聖火リレーを迎える準備が始まった。彼らはポタラとジョカン広場を飾り付けしている。五輪の巨大ロゴがジョカンの前に掲げられたが、昨日の晩また取り外された。」

この男性の語ったストーリーは、私もまた別の人たちから聞いていた。

中国政府は、これから数ヶ月は外国人旅行者のチベット入りを許可しないだろう。チベット人たちは、外国人にこの話のできるチャンスを望んでいる。何が起こったのか知らせたがっている。彼らは外国の助けが必要だと考えており、それゆえに、中国政府は外国人観光客を禁じることで、ここの状況を統制し、検閲し、抑圧する考えなのだ。ラサで起
こったこと、現在も起こっていることは、非常に恐ろしくて悲しいことだ。僧侶が中国の拷問手段や今回の弾圧に使用した銃のタイプについて話すのを今まで聞いたことがなかった。そして、チベット人たちが怒りと絶望につき動かされ、殺されたり、長期投獄されるかも知れないようなことをするのを今まで見たこともなかった。

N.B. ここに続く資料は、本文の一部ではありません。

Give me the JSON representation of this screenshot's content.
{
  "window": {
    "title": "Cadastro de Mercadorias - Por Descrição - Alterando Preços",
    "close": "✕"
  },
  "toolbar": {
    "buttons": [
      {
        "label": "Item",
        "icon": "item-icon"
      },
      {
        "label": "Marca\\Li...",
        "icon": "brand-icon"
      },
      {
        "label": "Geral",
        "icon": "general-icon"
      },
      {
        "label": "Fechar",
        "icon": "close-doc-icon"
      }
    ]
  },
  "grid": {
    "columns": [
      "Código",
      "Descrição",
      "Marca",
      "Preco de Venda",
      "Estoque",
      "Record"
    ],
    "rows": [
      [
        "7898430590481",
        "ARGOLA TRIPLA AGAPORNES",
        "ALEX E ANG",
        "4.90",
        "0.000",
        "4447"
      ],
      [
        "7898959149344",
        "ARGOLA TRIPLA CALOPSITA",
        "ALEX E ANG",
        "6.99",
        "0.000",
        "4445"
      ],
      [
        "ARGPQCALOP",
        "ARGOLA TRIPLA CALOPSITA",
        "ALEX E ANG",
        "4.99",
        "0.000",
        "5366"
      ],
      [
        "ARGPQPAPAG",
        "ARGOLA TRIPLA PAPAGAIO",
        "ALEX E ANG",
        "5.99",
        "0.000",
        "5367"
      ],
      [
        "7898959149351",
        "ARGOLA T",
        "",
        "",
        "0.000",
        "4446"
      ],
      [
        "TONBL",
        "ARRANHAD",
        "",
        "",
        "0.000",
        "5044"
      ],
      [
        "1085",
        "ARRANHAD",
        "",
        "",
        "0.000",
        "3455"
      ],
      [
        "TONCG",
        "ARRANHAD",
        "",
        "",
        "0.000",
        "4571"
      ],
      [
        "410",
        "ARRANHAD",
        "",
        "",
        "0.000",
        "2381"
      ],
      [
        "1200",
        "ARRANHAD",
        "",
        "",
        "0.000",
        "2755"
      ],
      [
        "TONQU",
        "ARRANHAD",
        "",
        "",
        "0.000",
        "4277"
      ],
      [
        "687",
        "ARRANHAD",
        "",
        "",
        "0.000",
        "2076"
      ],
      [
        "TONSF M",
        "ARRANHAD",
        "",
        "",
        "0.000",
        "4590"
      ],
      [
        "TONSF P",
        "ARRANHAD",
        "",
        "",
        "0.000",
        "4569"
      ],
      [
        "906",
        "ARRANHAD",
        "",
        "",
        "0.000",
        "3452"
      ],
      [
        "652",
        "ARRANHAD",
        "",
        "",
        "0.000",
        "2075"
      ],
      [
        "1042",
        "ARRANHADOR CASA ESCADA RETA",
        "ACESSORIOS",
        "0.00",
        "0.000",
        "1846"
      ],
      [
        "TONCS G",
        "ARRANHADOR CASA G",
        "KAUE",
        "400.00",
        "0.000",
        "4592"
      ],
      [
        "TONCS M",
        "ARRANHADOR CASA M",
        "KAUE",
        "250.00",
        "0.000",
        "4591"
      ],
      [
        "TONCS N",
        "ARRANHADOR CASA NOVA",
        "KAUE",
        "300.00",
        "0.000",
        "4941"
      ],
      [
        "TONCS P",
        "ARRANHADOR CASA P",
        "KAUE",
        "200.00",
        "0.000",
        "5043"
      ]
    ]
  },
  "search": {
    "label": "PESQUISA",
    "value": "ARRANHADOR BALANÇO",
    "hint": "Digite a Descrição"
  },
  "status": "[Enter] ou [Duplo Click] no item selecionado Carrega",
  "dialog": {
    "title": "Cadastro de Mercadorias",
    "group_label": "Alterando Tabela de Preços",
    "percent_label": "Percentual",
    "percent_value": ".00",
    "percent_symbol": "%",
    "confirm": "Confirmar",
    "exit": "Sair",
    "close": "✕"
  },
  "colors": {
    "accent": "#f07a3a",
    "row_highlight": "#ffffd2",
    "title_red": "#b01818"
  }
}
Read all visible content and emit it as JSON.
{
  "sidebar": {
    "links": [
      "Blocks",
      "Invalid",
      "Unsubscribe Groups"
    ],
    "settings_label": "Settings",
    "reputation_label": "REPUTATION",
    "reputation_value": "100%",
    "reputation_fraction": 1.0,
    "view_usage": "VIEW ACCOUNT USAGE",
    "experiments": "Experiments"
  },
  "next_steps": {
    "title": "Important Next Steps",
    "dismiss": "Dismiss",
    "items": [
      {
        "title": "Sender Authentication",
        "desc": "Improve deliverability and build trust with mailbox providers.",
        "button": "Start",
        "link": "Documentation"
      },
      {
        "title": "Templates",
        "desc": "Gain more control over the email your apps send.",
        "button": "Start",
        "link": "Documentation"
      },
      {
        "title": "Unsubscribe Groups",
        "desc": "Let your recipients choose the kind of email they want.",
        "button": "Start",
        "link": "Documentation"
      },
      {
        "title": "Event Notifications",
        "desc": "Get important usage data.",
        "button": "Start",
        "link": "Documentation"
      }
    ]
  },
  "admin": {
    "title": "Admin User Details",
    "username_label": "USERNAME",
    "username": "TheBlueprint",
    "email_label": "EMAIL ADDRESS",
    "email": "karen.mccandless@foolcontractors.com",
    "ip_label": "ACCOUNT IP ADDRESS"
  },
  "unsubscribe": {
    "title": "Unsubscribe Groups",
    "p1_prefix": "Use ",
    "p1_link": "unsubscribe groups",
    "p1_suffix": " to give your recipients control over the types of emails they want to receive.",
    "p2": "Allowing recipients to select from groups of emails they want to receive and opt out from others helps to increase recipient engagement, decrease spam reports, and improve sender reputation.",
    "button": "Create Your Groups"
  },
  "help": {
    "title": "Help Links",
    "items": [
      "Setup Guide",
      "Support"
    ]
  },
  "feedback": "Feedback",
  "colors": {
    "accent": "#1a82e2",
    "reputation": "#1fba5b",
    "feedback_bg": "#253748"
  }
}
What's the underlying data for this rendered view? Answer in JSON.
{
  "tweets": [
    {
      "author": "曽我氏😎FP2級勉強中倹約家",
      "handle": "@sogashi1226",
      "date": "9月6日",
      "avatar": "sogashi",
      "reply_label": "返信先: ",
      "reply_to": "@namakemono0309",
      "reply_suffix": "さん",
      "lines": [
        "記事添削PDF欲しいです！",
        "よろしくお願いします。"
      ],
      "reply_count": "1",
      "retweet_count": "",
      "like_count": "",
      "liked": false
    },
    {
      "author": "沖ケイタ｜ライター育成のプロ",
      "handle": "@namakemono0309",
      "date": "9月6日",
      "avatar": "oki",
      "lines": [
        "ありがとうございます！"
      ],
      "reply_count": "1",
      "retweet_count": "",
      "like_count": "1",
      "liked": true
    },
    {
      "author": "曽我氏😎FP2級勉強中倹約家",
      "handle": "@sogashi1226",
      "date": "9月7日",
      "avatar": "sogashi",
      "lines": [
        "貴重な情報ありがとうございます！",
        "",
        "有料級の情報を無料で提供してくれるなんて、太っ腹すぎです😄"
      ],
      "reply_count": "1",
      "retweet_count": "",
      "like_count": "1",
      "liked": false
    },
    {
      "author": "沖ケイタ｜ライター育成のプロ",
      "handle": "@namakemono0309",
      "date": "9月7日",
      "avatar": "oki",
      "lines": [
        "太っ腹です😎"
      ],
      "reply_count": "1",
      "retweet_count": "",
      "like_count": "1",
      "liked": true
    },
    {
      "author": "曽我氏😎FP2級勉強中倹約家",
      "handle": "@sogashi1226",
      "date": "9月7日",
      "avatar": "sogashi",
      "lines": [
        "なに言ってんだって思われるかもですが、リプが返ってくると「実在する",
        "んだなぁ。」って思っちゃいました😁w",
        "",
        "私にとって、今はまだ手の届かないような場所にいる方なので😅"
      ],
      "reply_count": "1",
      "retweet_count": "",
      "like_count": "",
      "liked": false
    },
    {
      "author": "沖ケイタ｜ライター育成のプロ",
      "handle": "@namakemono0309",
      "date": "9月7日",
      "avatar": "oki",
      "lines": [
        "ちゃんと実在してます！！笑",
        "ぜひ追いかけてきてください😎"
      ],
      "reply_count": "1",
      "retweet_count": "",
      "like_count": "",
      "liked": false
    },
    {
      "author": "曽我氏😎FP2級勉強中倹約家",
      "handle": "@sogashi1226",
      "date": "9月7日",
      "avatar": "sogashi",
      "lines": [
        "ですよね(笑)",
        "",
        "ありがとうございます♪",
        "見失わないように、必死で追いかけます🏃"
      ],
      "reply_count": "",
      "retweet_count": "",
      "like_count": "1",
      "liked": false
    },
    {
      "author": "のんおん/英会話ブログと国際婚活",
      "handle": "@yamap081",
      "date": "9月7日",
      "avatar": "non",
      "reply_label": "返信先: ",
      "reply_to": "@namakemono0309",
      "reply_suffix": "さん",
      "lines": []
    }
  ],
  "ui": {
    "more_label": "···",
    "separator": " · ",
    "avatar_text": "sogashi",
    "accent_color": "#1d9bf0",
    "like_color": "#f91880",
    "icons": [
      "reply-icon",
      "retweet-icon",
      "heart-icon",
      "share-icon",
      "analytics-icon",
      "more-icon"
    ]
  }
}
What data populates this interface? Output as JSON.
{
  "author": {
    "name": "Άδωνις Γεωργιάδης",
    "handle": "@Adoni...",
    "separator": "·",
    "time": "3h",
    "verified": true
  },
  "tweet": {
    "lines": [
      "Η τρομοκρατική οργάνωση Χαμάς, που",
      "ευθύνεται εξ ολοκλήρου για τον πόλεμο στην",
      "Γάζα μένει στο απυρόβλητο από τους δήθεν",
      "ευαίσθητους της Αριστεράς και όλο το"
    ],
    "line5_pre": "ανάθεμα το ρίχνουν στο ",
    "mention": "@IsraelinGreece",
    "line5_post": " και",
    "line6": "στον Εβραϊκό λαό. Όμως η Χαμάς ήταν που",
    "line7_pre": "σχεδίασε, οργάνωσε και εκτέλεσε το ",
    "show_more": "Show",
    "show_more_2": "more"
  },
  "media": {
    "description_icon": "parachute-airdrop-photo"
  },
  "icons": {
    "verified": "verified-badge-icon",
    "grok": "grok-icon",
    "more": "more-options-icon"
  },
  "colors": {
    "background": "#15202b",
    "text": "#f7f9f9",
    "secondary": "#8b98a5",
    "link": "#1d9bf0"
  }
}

勤労感謝の日(?)と5月の聖火リレーを控え、ラサには不安が高まり、自宅軟禁によって食糧の蓄えが底をつく恐れがある。

検問所で兵士と議論する人々を毎日見かける。検問所を通ろうとする父娘に対し、兵士は父親の方には通過を許可していたが、身分証を持つ年齢に達していない娘は許可されなかった。

しかしながら、このような困難な時期にも、勇敢で善良な行動を見かけることが出来る。きのう、私は1、2歳の男の子を見た。この子は「チベット人の精神」の良い見本を示していた。歩き始めたばかりのような子で、おばあちゃんと犬の散歩をしていた。彼らは、青服の警官の監視するジョカン広場の前に立っていた。おばあちゃんが体が弱って五体投地ができないため祈りを捧げている間に、男の子は3歩広場に踏み入り、ジョカンに向かって五体投地をした。その後で、男の子は兵士とおばあちゃんを見上げ、寺に向かって近づいていった。警備の兵士は男の子を見ていたが、どうすればよいのか戸惑っていた。10メートルほど先で男の子は立ち止まり、再び五体投地をした。そして振り返り、警備の方へ歩いていき、彼の手を取り「さようなら」と言った。これをみて、私は全てのチベット人の望むのは信教の自由と、文化を守る権利であるのだと思った。

人々はダライラマを非難する文章を書くことや、愛国再教育、生活を難儀にする規則や決まりにうんざりしている。

2008年4月28日、ラサにて。